During the original configuration, all MTUs in the path were at 1500. All 16 servers saw the storage and it was presented as a datastore to the cluster for which it was intended. All seemed well, but once the VMs were all running on the datastore, we began to have latency issues and significat lag when interacting with the VMs, whether by SSH or the console. As a test, I moved a couple of the trouble VMs to a different storage and the problems were eliminated. I knew that jumbo frames were supposed to be best practice for iSCSI but didn't want to shutdown the entire environment in order to configure and bounce all the switching but after these problems, and reading several papers on the subject, I decided to reconfigure the switches and all devices in the path.
My current network configuration is the same, except that the vmk's, the DS, the physical switches and the bonded interfaces now all are set with an mtu of 9000. (The switches are configured with system jumbo mtu 9000). As far as I can tell, the pass-through interconnect modules on the c7000 have no configuration as they simply connect the mezz card in the server blade to the physical switch with no actual switching going on.
So it looks like this: (ex. server 1)
physical external connection on c7000 interconnect bay 5 port 1 -> Cisco switch port 1 (jumbo MTU 9000)
physical internal port map from interconnect bay 5 port 1 -> bl460c mezz slot 2 port 1 = vmnic 2
vmnic2 attached to iSCSI Distributed Switch (MTU 9000 on DS) and bound to vmk2 (mtu 9000)

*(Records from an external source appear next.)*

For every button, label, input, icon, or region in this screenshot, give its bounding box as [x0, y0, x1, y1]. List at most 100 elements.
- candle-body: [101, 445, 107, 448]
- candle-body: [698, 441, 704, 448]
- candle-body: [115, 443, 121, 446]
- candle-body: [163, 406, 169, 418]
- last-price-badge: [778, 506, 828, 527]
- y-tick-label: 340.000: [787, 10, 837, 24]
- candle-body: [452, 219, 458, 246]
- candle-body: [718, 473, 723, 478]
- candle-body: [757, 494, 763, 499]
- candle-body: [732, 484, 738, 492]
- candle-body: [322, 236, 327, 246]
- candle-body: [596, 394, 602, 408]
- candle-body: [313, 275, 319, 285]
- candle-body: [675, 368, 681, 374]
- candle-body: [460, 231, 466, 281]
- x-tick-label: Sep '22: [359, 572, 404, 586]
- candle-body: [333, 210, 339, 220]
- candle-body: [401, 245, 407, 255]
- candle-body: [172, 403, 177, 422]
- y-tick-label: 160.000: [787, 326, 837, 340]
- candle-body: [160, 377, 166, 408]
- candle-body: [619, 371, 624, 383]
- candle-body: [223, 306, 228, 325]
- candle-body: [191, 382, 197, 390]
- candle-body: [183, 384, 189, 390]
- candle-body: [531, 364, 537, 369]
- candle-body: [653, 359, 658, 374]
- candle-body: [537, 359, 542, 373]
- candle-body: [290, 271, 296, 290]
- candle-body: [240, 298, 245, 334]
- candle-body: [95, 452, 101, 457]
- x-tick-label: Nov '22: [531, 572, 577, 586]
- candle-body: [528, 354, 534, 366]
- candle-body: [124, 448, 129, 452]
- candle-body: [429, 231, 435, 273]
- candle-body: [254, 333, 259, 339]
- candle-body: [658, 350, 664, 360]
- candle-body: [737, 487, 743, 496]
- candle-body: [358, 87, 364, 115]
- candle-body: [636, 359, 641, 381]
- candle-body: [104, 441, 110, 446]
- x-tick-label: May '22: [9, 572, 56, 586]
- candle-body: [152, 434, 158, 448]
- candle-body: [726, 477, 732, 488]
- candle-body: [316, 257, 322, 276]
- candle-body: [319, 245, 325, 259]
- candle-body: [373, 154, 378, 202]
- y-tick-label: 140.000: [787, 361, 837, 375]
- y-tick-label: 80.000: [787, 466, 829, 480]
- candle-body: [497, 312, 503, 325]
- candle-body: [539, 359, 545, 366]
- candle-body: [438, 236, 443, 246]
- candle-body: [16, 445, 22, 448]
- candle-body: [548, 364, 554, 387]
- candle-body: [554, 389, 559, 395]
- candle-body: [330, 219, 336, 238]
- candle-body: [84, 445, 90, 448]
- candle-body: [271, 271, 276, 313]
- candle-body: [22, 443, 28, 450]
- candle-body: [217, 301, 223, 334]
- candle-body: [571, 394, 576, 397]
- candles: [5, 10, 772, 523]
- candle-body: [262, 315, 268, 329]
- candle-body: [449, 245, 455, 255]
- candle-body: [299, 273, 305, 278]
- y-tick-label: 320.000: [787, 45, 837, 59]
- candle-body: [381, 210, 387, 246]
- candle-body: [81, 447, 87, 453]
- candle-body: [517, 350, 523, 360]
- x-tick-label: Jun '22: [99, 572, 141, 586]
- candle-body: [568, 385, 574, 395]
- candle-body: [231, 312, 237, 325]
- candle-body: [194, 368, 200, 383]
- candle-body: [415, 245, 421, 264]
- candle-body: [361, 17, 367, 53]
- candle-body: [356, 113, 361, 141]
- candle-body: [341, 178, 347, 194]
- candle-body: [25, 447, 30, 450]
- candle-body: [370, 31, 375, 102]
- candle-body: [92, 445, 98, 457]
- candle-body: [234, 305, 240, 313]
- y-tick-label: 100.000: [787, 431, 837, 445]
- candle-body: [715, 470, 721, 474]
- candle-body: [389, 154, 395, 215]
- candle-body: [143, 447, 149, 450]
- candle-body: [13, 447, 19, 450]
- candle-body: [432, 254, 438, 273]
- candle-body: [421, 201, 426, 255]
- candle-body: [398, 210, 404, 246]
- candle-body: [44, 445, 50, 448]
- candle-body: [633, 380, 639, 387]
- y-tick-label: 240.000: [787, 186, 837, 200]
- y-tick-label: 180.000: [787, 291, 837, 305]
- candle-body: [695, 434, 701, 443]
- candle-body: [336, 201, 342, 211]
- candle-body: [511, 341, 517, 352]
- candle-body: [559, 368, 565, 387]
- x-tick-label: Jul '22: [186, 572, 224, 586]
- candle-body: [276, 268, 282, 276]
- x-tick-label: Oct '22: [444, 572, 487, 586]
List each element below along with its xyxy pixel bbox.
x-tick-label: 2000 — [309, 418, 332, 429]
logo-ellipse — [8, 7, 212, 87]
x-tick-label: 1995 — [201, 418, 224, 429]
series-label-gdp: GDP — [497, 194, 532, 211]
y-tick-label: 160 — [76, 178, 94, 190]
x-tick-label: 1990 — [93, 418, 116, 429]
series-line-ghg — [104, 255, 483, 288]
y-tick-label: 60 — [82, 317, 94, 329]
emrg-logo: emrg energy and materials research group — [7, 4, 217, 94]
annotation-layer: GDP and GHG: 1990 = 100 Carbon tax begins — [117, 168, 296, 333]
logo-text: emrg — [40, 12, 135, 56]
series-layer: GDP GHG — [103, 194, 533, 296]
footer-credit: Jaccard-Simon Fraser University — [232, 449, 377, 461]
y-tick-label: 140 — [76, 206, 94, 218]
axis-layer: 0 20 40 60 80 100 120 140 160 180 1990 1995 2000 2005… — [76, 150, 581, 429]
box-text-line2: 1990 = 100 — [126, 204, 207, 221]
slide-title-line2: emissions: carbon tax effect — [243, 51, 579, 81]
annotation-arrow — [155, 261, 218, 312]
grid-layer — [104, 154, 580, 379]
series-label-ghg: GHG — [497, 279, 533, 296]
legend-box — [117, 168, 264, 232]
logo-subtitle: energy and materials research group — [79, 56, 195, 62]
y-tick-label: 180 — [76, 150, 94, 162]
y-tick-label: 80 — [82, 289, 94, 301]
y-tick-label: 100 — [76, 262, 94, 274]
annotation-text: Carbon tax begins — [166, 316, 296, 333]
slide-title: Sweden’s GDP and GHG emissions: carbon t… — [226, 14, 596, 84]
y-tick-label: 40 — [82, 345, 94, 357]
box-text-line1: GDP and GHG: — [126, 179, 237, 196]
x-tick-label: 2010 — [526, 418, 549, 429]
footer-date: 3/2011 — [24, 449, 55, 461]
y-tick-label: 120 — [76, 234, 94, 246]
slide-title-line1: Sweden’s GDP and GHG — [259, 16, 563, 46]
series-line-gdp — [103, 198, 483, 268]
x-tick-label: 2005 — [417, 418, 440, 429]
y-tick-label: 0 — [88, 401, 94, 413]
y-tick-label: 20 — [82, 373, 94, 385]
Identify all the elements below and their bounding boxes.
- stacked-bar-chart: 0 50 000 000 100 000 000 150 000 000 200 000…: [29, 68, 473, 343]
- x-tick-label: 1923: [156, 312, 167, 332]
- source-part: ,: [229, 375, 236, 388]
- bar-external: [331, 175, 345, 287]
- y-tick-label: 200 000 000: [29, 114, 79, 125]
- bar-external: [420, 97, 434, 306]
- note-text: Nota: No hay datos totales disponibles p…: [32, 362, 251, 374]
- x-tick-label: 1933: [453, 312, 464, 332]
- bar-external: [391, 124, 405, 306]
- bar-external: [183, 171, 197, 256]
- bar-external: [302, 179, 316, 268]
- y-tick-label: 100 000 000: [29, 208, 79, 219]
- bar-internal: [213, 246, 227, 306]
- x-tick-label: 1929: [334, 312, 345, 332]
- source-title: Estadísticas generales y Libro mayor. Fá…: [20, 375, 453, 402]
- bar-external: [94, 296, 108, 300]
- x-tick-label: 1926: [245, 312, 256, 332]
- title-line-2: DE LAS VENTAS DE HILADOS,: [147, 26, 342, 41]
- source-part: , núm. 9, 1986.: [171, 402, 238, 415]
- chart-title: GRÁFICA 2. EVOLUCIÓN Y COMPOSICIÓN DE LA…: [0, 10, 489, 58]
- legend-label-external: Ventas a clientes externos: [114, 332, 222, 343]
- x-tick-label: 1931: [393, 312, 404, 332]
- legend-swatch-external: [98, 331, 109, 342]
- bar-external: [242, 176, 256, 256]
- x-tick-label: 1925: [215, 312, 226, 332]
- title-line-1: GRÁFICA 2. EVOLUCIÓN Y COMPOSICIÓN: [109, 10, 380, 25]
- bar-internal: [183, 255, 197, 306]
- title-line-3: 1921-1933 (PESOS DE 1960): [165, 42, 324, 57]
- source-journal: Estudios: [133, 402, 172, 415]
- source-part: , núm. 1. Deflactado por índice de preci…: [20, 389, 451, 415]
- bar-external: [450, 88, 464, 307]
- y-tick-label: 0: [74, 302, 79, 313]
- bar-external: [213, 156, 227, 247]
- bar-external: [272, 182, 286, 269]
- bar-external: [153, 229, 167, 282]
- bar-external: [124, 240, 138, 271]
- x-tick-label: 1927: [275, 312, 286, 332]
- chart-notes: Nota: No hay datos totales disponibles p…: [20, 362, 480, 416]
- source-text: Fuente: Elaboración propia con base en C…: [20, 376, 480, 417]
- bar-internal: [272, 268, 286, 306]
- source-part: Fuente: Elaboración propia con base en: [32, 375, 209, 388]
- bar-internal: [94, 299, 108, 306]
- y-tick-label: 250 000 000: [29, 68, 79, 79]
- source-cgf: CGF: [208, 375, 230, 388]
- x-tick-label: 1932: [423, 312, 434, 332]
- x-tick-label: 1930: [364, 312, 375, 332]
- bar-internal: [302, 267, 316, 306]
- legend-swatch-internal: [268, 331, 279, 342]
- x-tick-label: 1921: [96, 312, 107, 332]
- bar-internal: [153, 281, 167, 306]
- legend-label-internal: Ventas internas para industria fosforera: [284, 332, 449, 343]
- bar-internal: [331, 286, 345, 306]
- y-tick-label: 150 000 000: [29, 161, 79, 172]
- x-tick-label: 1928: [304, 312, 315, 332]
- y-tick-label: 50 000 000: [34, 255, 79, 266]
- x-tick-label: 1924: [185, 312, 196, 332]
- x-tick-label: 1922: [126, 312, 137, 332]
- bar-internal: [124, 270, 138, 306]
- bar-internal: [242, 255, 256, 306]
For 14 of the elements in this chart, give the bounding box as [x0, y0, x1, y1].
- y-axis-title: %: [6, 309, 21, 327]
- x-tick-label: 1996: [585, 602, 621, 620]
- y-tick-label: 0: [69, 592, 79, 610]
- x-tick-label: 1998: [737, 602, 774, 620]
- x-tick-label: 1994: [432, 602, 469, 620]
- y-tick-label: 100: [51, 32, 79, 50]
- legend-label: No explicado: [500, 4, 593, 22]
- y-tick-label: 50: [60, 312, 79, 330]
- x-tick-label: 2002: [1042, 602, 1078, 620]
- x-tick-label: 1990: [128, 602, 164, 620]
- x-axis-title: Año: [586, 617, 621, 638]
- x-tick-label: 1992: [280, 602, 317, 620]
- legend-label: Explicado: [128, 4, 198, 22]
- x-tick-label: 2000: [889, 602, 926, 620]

vmk2 attached to iSCSI-A Portgroup on iSCSI DS with ip address of 192.168.26.171
The problem now is that only one server will connect to the datastore as a datastore. All the other servers see the storage device but report it as Not Consumed. If I remove the configuration from the server which acknowledges the store, and rescan from another server, it will attach as an attached datastore with the proper name, and I will be able to move vm's on that server to that store.
I am able to vmkping the storage unit on both IPs as long as I don't use a size larger than 1492. Anything larger and the ping dies somewhere.
- I have another DS which I use for all other traffic, including vMotion. It's MTU is still 1500.
- I have as my core switch, a 4507 and none of my blades in that switch is capable of being set with jumbo frames. This switch is where my gateway is for the default TCP/IP stack of the hosts. I don't know how it could be an issue for the storage net since the traffic is not leaving the switch (AFAIK) to get from one place to the other.
- If I execute a traceroute on any of the servers, using vmk2, it's a single hop. The packet doesn't seem to bother with the gateway (why would it when the destination is on the same switch?)
- The vmkping fails for large size packets even on the server which connects the datastore.
- The physical adapter is a Broadcom NetXtreme BCM5715S which, according to Broadcom's UG Table one, supports jumbo frames.
- The driver being used is the tg3 driver 3.131d.v60.4-2vmw.6126.96.36.19964106
I'm at a loss and would really rather not suck it up and try to make things work with 1500 MTU. Any guidance/help would be appreciated.